English cricketer and British Army officer

Brigadier Gilbert William White (6 July 1912 – 14 October 1977) was an English first-class cricketer and British Army officer. His military career serving with the King's Royal Rifle Corps spanned from 1933 to 1961, during which he served with distinction in the Second World War and eventually rose to the rank of brigadier. He also played first-class cricket for the British Army cricket team.

==Early life and military career==
The son of Brigadier William White, he was born at Farnham and educated at Winchester College, where he played cricket for the college team and headed their batting averages in his final year of study. From Winchester he attended the Royal Military College, Sandhurst. He graduated in February 1933 as a second lieutenant into the King's Royal Rifle Corps. He was promoted to the rank of lieutenant in February 1936. He made a single appearance in first-class cricket for the British Army cricket team against Oxford University at Camberley in 1939. Opening the batting in the Army's first-innings, White scored 10 run before being dismissed by Randle Darwall-Smith. Prior to the Second World War, he had served in operations during the 1936–1939 Arab revolt in Palestine.

==Second World War==
He served in North Africa during the early stages of the war, with the 7th Armoured Division.

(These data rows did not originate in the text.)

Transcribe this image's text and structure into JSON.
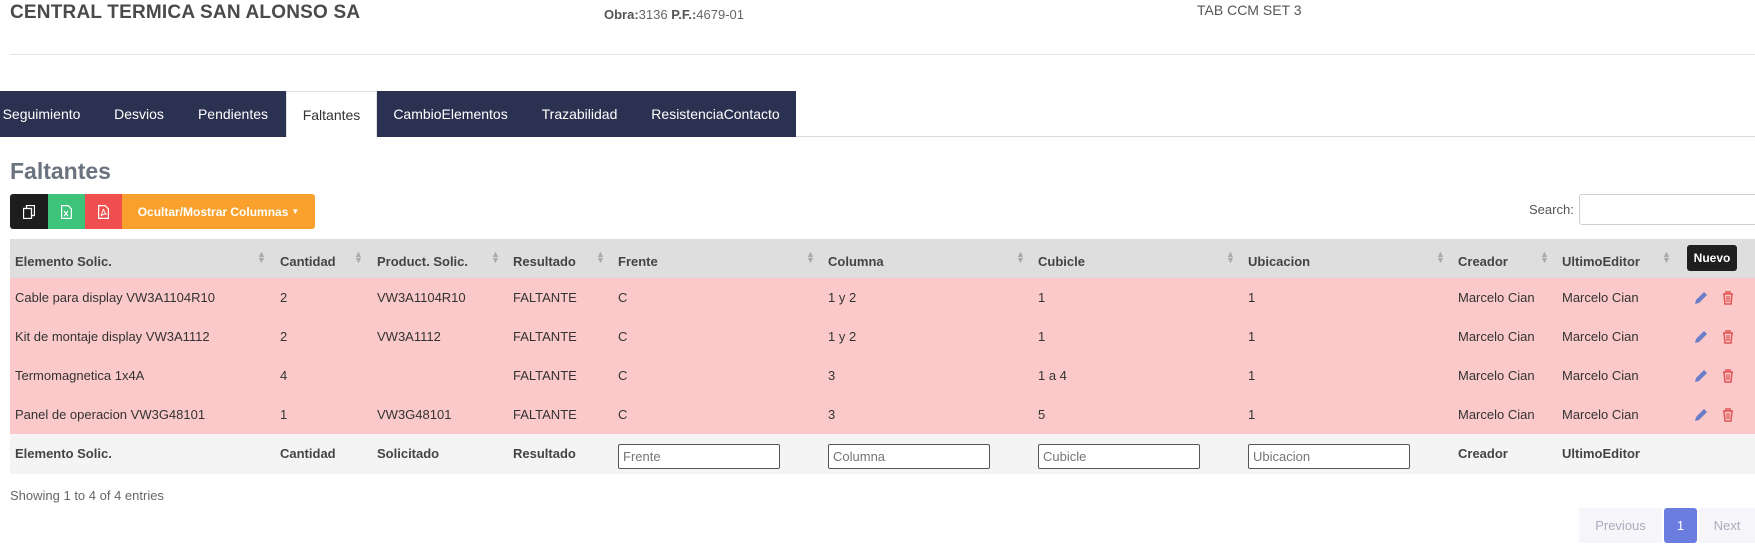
{
  "header": {
    "company": "CENTRAL TERMICA SAN ALONSO SA",
    "obra_label": "Obra:",
    "obra_value": "3136",
    "pf_label": "P.F.:",
    "pf_value": "4679-01",
    "tab_name": "TAB CCM SET 3"
  },
  "tabs": [
    {
      "label": "Seguimiento"
    },
    {
      "label": "Desvios"
    },
    {
      "label": "Pendientes"
    },
    {
      "label": "Faltantes",
      "active": true
    },
    {
      "label": "CambioElementos"
    },
    {
      "label": "Trazabilidad"
    },
    {
      "label": "ResistenciaContacto"
    }
  ],
  "section_title": "Faltantes",
  "toolbar": {
    "copy_icon": "copy-icon",
    "excel_icon": "excel-icon",
    "pdf_icon": "pdf-icon",
    "columns_label": "Ocultar/Mostrar Columnas"
  },
  "search": {
    "label": "Search:",
    "value": ""
  },
  "nuevo_label": "Nuevo",
  "table": {
    "headers": [
      "Elemento Solic.",
      "Cantidad",
      "Product. Solic.",
      "Resultado",
      "Frente",
      "Columna",
      "Cubicle",
      "Ubicacion",
      "Creador",
      "UltimoEditor"
    ],
    "rows": [
      [
        "Cable para display VW3A1104R10",
        "2",
        "VW3A1104R10",
        "FALTANTE",
        "C",
        "1 y 2",
        "1",
        "1",
        "Marcelo Cian",
        "Marcelo Cian"
      ],
      [
        "Kit de montaje display VW3A1112",
        "2",
        "VW3A1112",
        "FALTANTE",
        "C",
        "1 y 2",
        "1",
        "1",
        "Marcelo Cian",
        "Marcelo Cian"
      ],
      [
        "Termomagnetica 1x4A",
        "4",
        "",
        "FALTANTE",
        "C",
        "3",
        "1 a 4",
        "1",
        "Marcelo Cian",
        "Marcelo Cian"
      ],
      [
        "Panel de operacion VW3G48101",
        "1",
        "VW3G48101",
        "FALTANTE",
        "C",
        "3",
        "5",
        "1",
        "Marcelo Cian",
        "Marcelo Cian"
      ]
    ],
    "footer": {
      "labels": [
        "Elemento Solic.",
        "Cantidad",
        "Solicitado",
        "Resultado",
        "Creador",
        "UltimoEditor"
      ],
      "placeholders": [
        "Frente",
        "Columna",
        "Cubicle",
        "Ubicacion"
      ]
    },
    "row_color": "#fbc9c9",
    "edit_icon": "pencil-icon",
    "delete_icon": "trash-icon"
  },
  "info_text": "Showing 1 to 4 of 4 entries",
  "pagination": {
    "previous": "Previous",
    "current": "1",
    "next": "Next"
  }
}
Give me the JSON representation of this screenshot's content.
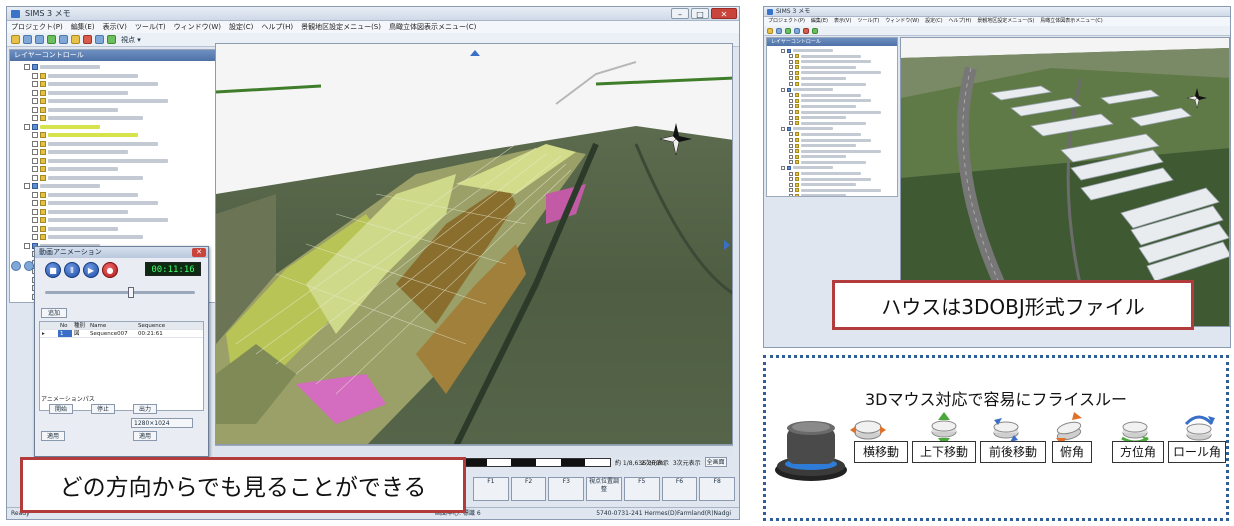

In December 1940, he took part in the successful counter-attack against Italian forces at the Battle of Sidi Barrani. In January 1941, he took part in the successful captures of Tobruk and Bardia, followed in February by the Battle of Beda Fomm, which saw the surrender of 25,000 Italians. He was promoted to the rank of captain in February 1941, after which he served as a staff captain. White was made an MBE in July 1941, with his recommendation making note of his "energy, resource and unruffled temperament". He was briefly appointed to Cairo, eventually rejoining the 7th Armoured Division as deputy assistant quarter-master general in June 1941, a role he held until July 1942. He served as assistant adjutant and quarter-master general to the 1st Armoured Division from July 1942 to August 1943, before an appointment as a general staff officer at the War Office. He was mentioned in dispatches in January 1944. He subsequently saw action in North-West Europe.

==Later life==
Following the war, he was promoted to the rank of major in July 1946. He was promoted to the rank of lieutenant colonel in July 1953. He was promoted to the rank of colonel in December 1955. He was promoted to the rank of brigadier in January 1960. He retired from active service in April 1961, upon which he was placed on the reserve of officers list. Having exceeded the age for recall, he was removed from the reserve list in August 1965.

He spent his final years in Dominica, where he died at La Plaine in October 1977. His father-in-law was the Barbadian politician and first-class cricketer Harold Austin.